At the beginning of 2016, the National Landlords Association forecast that landlords would sell 500,000 properties over the forthcoming 12 months. I have heard plenty of anecdotal evidence over the past 12 months that landlords are considering selling up, reducing their portfolios and certainly not expanding. If house price falls start to unfold in the next few months are we likely to see the new chancellor Phil Hammond retreat from George Osborne’s tax increases on landlords? Certainly Theresa May implied in her brief leadership campaign that tax increases that held back business might need to be reviewed. Sadly the government doesn’t tend to view landlords as businesses and handing money back to them could be politically unpopular. The partial withdrawal of mortgage interest relief for landlords was meant to fund the building of affordable homes. But if house prices are falling and construction is in decline, we could see a very different landscape. Repeal of the tax changes is certainly possible and could act as a stabilising factor in the housing market, maintaining the size and availability of privately rented housing stock and stemming the possible sale of properties by landlords. We will have to wait until the November Autumn statement to find out for sure, though it could well be brought forward.

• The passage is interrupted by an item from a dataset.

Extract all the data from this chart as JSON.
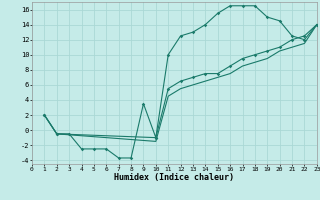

So is now a good time to buy? Property is a cyclical market, prices rise and then fall. The last cycle came to an end in 2008 and I think we are probably closer to the end of this current cycle now than to its 2008 beginning. There may be an opportunity to buy this Autumn as prices dip a little whilst many of us take time to reflect and judge where the market is going. The key period will be next Spring when we would typically see an upturn in demand, particularly if the chancellor pulls a rabbit or two out of his hat in the Autumn statement. We may have some inkling of how and when we will be leaving the EU by then and there might have been a general election. If we don’t see an upturn in Spring 2017, we could be in for a protracted period of flat prices or even price falls. It’s still far too soon to predict.